6. Oğuz explained that he is a Turkish Kurd, a people who are the fierce fighters working with American forces to wipe out ISIS terrorists. The Kurds have surrounded Raqqa, Syria, and are within two miles of the ISIS headquarters. Things would be going better but Syria’s dictator Assad is bombing them.

Oğuz’s mother is in Turkey, but he says he cannot visit her. Oğuz is part of a resistance movement against monstrous dictator Erdogan, who put his name on an arrest list. The tyrant has detained 150,000 teachers, journalists, police officers, judges, and civilians.

7. The Turkish people did not bargain for this and most informed Americans do not blame them for the takeover by a murderous dictator. This is just as the rest of the world does not blame the majority of ordinary Americans for the would-be dictator who occupies the White House. They understand.

Oğuz is supporting Democrat Steve Farley for Governor, who on June 5 kicked off his campaign to rebuild education in Arizona. As the elected Precinct Committeeman in #238, I too support Farley. Neither of us had name cards, so we wrote down our contact info on pieces of paper.

On the way out I talked with a man holding a tiny baby. I told him I was a senior citizen and looked forward to talking with my son in Chicago on Father’s Day. He said he was 35, was working hard to support his family and his 5-month old child.

I told the father that his son would carry him in his heart as he made his way through life, just as I hold my own father in my heart. My 33-year-old son is a productive citizen of Chicago, with his own apartment and a beautiful long-time girlfriend. I can’t wait to talk with him.

9 Responses to 7 Unexpected Things I Learned During My First Ramadan Dinner

  1. did you talk about if they supported sharia law or that the koran wants to kill gays? if they disagree with the korans teaching how are they letting their muslim co-religioners know.

    • Interesting that you do not use your name. It doesn’t surprise me.
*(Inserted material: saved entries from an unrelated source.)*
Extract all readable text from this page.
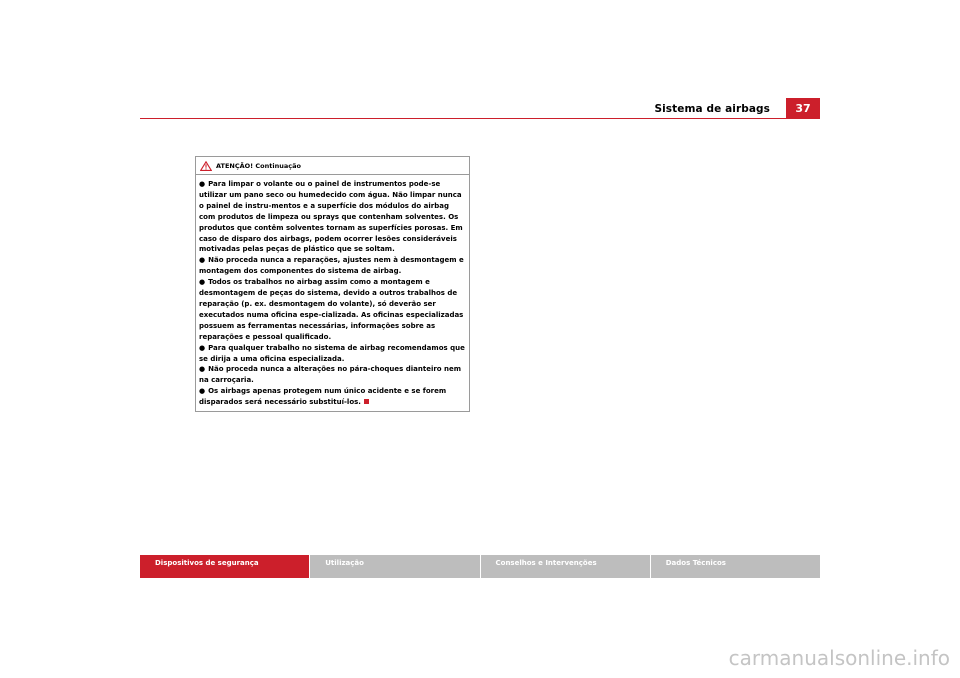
Sistema de airbags	37
ATENÇÃO! Continuação

● Para limpar o volante ou o painel de instrumentos pode-se utilizar um pano seco ou humedecido com água. Não limpar nunca o painel de instru-mentos e a superfície dos módulos do airbag com produtos de limpeza ou sprays que contenham solventes. Os produtos que contêm solventes tornam as superfícies porosas. Em caso de disparo dos airbags, podem ocorrer lesões consideráveis motivadas pelas peças de plástico que se soltam.

● Não proceda nunca a reparações, ajustes nem à desmontagem e montagem dos componentes do sistema de airbag.

● Todos os trabalhos no airbag assim como a montagem e desmontagem de peças do sistema, devido a outros trabalhos de reparação (p. ex. desmontagem do volante), só deverão ser executados numa oficina espe-cializada. As oficinas especializadas possuem as ferramentas necessárias, informações sobre as reparações e pessoal qualificado.

● Para qualquer trabalho no sistema de airbag recomendamos que se dirija a uma oficina especializada.

● Não proceda nunca a alterações no pára-choques dianteiro nem na carroçaria.

● Os airbags apenas protegem num único acidente e se forem disparados será necessário substituí-los.

Dispositivos de segurança	Utilização	Conselhos e Intervenções	Dados Técnicos
carmanualsonline.info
Hatred of other religions is so ugly, wouldn’t you agree?

      • like bill maher I don’t ignore problems that are not politically correct. instead of answering my question about sharia laws anti gay or the sexual mutilation of young girls. you name call. accusing me of hatred of a religion because I asked a politically incorrect to you, question. too many progressives want to ignore for political correctness what they know they should not ignore. instead of name calling lets here your opinion of sharia law as to its position on gays. I ask questions and I hope don’t have to drink hemlock like socraties and voltaire. I got censored here so I use the name censored.
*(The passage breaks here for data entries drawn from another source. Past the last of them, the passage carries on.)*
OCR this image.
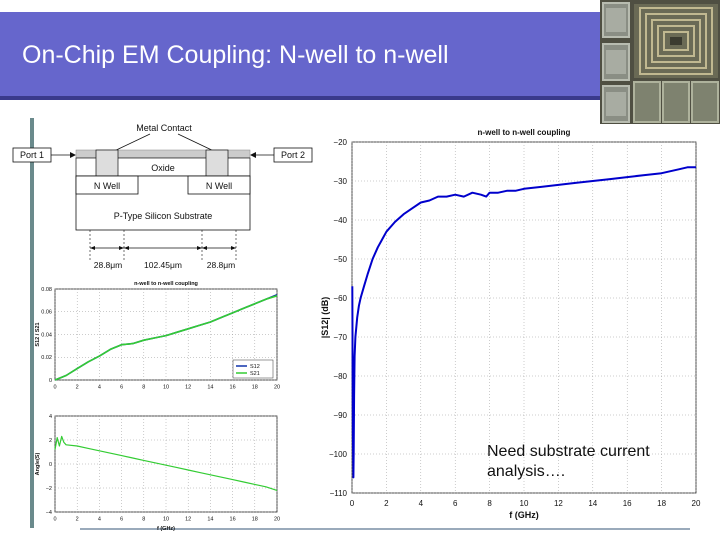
On-Chip EM Coupling: N-well to n-well
Metal Contact
Port 1	Port 2
Oxide
N Well	N Well
P-Type Silicon Substrate
28.8μm	102.45μm	28.8μm
0	2	4	6	8	10	12	14	16	18	20
0
0.02
0.04
0.06
0.08
n-well to n-well coupling
S12 / S21
S12
S21
0	2	4	6	8	10	12	14	16	18	20
4
2
0
−2
−4
f (GHz)
Angle(S)
0	2	4	6	8	10	12	14	16	18	20
−20
−30
−40
−50
−60
−70
−80
−90
−100
−110
n-well to n-well coupling
f (GHz)
|S12| (dB)
Need substrate current analysis….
        • I read your comments, and though the questions are legitimate, you seem to use an antagonistic presentation. If you’re interested, our Bible has references to killing wives and children, too. Look in Numbers and in Leviticus for starters. I think there’s a reference in Psalms, as well. We’ve learned, as Christians, that the New Testament “erases” those parts of the teachings, but they are there nonetheless. The Muslims I know of do not approve of that part of Sharia law. Islam teaches them to follow the law of the government where they live, including with respect to murder.
          As for mutilation of female genitalia , I don’t know the answer, but I would guess that you are then against circumcision, as well? I’m not trying to be argumentative, but I’m interested in the comparison.

          • that is why I did not use the bible as anti gay christians do and we denouce that. argumentative ? thats me!

  2. Kathie Kelling

    I appreciate this opportunity to open a window to another culture’s customs. Not surprisingly, the gathering of family, sharing of food, and good will is similar to my own experience. Thank you.
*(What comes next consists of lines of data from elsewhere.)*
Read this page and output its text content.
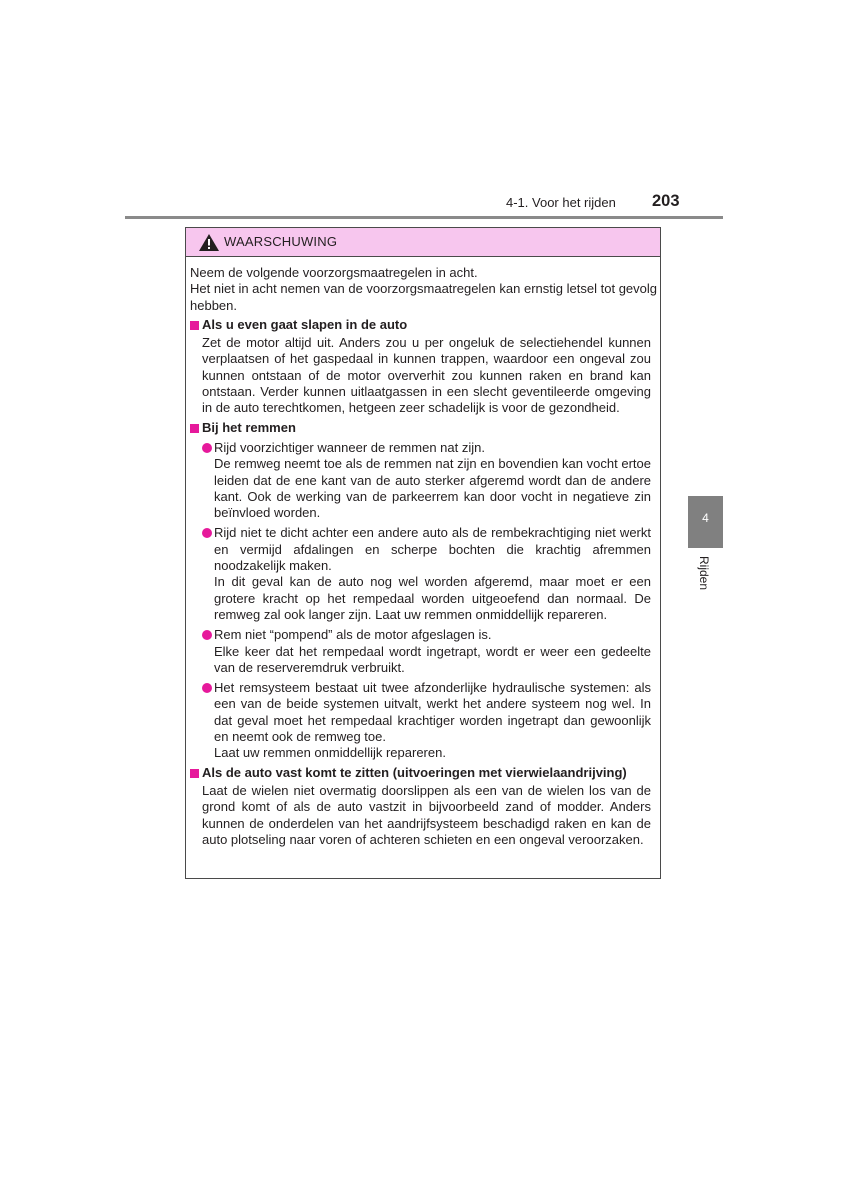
4-1. Voor het rijden 203
4
Rijden
WAARSCHUWING

Neem de volgende voorzorgsmaatregelen in acht.

Het niet in acht nemen van de voorzorgsmaatregelen kan ernstig letsel tot gevolg hebben.

Als u even gaat slapen in de auto

Zet de motor altijd uit. Anders zou u per ongeluk de selectiehendel kunnen verplaatsen of het gaspedaal in kunnen trappen, waardoor een ongeval zou kunnen ontstaan of de motor oververhit zou kunnen raken en brand kan ontstaan. Verder kunnen uitlaatgassen in een slecht geventileerde omgeving in de auto terechtkomen, hetgeen zeer schadelijk is voor de gezondheid.

Bij het remmen

Rijd voorzichtiger wanneer de remmen nat zijn.

De remweg neemt toe als de remmen nat zijn en bovendien kan vocht ertoe leiden dat de ene kant van de auto sterker afgeremd wordt dan de andere kant. Ook de werking van de parkeerrem kan door vocht in negatieve zin beïnvloed worden.

Rijd niet te dicht achter een andere auto als de rembekrachtiging niet werkt en vermijd afdalingen en scherpe bochten die krachtig afremmen noodzakelijk maken.

In dit geval kan de auto nog wel worden afgeremd, maar moet er een grotere kracht op het rempedaal worden uitgeoefend dan normaal. De remweg zal ook langer zijn. Laat uw remmen onmiddellijk repareren.

Rem niet “pompend” als de motor afgeslagen is.

Elke keer dat het rempedaal wordt ingetrapt, wordt er weer een gedeelte van de reserveremdruk verbruikt.

Het remsysteem bestaat uit twee afzonderlijke hydraulische systemen: als een van de beide systemen uitvalt, werkt het andere systeem nog wel. In dat geval moet het rempedaal krachtiger worden ingetrapt dan gewoonlijk en neemt ook de remweg toe.

Laat uw remmen onmiddellijk repareren.

Als de auto vast komt te zitten (uitvoeringen met vierwielaandrijving)

Laat de wielen niet overmatig doorslippen als een van de wielen los van de grond komt of als de auto vastzit in bijvoorbeeld zand of modder. Anders kunnen de onderdelen van het aandrijfsysteem beschadigd raken en kan de auto plotseling naar voren of achteren schieten en een ongeval veroorzaken.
  3. Thank you for posting your experience. Customs around our country change from region to region. We should look at all religions and cultural backgrounds as offering customs not unlike our own. Whether they are celebrated with food or dance or carnivals, they all have meaning to the people who observe them. We have Easter, and Christmas, Hanukkah, Passover, Kwanzaa, Mardi Gras, Halloween, Harvest Festivals,Cinco de Mayo, Fourth of July… to name only a few. We know of Ramadan through the news, but you’ve helped us realize that Iftar can easily fit into our melting-pot of customs and celebrations.